Did he care? Did it matter if an adultress and traitor was hurt or even murdered under his watch? Maybe; maybe not. But he was beginning to believe that the world really was a different place now that Mubarak was gone. The rules had been broken and tossed to the winds. A new beginning, the most important moment in any nation’s history. This was the moment when new precedents were being set. If he let the CIA murder this woman in Egypt, then it would do so again. If she left unscathed, then hope remained that the country could become a place where even Fouada would feel safe.

After their meeting, still not knowing if she was going to follow his advice and leave, he waited in his car, which he’d parked in the same spot from which he’d watched Jibril leave with John Calhoun. It was nearly nine. He thought about how she looked, this Sophie Kohl, how tangled in body and mind, and he worried what she might get up to before finally leaving Egypt. So he put in a call to Sayyid, who showed up within twenty minutes, climbing into the passenger seat. “Mrs. Sophie Kohl, wife of the murdered American consul, is in room 306. I need you to keep an eye on her. If she receives any visitors, tell me.”

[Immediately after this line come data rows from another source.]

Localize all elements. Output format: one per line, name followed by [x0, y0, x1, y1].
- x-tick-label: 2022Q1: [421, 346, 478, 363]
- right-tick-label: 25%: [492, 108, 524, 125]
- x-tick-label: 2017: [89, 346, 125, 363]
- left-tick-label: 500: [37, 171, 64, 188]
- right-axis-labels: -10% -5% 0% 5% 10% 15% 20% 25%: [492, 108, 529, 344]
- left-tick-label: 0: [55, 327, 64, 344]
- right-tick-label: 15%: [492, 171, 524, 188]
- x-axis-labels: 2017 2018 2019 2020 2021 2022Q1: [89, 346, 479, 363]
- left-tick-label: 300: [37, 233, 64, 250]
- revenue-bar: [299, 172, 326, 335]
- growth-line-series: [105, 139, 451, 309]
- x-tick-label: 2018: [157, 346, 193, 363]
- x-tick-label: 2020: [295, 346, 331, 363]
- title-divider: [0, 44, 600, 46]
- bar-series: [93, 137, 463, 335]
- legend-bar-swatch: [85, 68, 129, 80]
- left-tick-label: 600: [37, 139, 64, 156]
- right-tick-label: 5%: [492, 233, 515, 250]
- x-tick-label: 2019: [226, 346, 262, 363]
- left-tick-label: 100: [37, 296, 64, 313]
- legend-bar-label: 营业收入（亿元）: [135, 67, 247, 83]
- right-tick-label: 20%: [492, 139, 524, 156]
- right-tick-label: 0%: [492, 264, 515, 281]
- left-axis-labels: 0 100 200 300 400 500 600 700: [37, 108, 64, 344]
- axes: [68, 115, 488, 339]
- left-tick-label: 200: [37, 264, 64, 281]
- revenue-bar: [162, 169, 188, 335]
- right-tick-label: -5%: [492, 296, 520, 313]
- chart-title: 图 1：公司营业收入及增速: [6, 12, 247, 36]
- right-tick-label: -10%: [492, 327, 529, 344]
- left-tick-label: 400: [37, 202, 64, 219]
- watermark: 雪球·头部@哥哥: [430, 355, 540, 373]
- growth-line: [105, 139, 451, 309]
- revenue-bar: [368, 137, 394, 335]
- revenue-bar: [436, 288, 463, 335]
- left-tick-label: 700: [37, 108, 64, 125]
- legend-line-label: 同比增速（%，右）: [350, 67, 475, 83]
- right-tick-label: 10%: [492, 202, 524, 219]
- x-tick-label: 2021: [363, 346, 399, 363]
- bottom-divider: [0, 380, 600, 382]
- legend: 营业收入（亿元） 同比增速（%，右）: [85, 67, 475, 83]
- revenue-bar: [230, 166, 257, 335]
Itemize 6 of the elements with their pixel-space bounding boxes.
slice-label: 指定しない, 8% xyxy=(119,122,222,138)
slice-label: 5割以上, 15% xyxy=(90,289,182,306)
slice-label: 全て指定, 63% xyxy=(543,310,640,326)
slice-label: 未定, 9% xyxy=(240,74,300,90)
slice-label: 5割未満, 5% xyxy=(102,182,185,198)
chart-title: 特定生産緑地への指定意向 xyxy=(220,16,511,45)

Sayyid frowned. “What’s she doing here?”

“She’s trying to figure out who killed her husband.”

“Are we helping?”

He wasn’t sure how to answer, so he didn’t.

 

2

Fouada was asleep when he got home, and after a half hour sitting on the sofa, feeling his sore bones and muscles creak, thinking over his conversation with Sophie Kohl, he was sure he wouldn’t be able to sleep. Yet when his phone rang a little after midnight, it woke him. He snatched at it. “Yes?”

“A visitor,” said Sayyid.

Omar blinked in the darkness, but nothing was coming into focus. “Who?”

“More than one, actually. Paul Johnson from the American embassy has been sitting in the lobby all night, but not long ago Rashid el-Sawy went to see her.”

Omar sat up straight.
“What?”

“He took the elevator, so I went up the stairs. He was standing outside her door.”

“Did he go inside?”

“I think he wanted to, but she didn’t let him.”

“Do they know each other?”

“He introduced himself as Michael Khalil. After that, he talked too quietly.”

El-Sawy talking to John Calhoun, and then Sophie Kohl. What was going on?